The number of EMMPRIN-positive MV in peripheral blood was measured by flow cytometry and was found again to be significantly higher in patient-derived MV samples (median 14,7 [IQR 14,4-26,5] % of total MV) compared to controls (median 2,3 [IQR 2,3-6,2] % of total MV) with a p-value of 0,01366 (Wilcox one-sided rank test) as shown in Fig. 44A+B. Since our previous results had demonstrated that EMMPRIN can also be expressed on benign cells, e.g. platelets or myeloid cells (see Fig. 38 and Fig. 39), we investigated whether the EMMPRIN-positive MV additionally express other tumor markers which would argue for their origin from tumor cells.
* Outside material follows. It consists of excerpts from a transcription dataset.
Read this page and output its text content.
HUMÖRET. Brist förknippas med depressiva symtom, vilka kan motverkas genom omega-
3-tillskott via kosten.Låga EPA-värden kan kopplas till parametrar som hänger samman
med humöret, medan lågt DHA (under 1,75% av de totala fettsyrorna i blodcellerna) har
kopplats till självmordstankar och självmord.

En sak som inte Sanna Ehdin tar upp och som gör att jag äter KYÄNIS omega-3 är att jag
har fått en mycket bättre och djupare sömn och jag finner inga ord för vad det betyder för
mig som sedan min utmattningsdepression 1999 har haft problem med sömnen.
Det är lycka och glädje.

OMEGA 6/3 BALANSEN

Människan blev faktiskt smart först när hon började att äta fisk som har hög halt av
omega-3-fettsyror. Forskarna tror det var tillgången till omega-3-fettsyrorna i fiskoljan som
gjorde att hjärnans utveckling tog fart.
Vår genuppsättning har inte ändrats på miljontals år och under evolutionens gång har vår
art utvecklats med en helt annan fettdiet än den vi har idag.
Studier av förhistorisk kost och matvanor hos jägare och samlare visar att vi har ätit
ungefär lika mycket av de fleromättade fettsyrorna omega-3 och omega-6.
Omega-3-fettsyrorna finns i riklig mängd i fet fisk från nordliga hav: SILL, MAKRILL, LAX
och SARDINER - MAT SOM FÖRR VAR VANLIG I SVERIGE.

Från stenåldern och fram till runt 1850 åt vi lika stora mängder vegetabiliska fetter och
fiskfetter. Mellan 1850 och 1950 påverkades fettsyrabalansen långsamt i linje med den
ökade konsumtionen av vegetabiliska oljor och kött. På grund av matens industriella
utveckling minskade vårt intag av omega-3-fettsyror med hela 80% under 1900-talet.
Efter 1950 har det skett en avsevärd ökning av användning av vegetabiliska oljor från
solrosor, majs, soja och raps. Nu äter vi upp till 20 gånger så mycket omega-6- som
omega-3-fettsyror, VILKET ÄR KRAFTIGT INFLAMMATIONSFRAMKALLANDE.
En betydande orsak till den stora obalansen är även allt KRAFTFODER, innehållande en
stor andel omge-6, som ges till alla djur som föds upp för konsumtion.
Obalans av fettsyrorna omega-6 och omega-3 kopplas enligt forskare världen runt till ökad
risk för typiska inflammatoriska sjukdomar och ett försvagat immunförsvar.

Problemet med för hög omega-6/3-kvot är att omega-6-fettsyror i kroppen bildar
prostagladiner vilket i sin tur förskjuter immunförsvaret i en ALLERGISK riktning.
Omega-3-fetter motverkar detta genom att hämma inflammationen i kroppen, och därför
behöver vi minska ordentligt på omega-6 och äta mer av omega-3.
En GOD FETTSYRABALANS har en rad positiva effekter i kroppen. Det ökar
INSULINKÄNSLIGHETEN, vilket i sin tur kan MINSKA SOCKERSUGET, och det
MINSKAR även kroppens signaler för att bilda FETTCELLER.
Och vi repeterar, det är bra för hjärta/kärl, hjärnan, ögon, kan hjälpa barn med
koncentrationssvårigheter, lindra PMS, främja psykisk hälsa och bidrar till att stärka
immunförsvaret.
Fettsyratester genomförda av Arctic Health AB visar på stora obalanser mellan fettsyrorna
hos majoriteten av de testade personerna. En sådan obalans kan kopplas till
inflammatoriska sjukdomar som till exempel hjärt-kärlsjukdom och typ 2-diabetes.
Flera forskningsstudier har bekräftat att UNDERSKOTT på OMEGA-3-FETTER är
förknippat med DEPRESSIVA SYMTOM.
For this reason, we performed double stainings for EMMPRIN and MUC1 by flow cytometry. MUC1, also known as CA 15-3, is often found at high levels in the blood of hormone receptor-positive breast cancers (Park et al, 2012) and was already shown to be present on their released MV (Fig. 32). While two of the further investigated four breast cancer patients were negative for MUC1 on their MV and therefore could not be used for double stainings, the other two patients showed a co-expression of MUC1 with EMMPRIN on 34,2% or 18,7%, respectively, of all MV present in blood (B). Taken together, the results suggest that T-MV can indeed be found in high numbers in the blood of metastatic cancer patients and can be identified by co-localization of the established markers, including EMMPRIN and MUC1.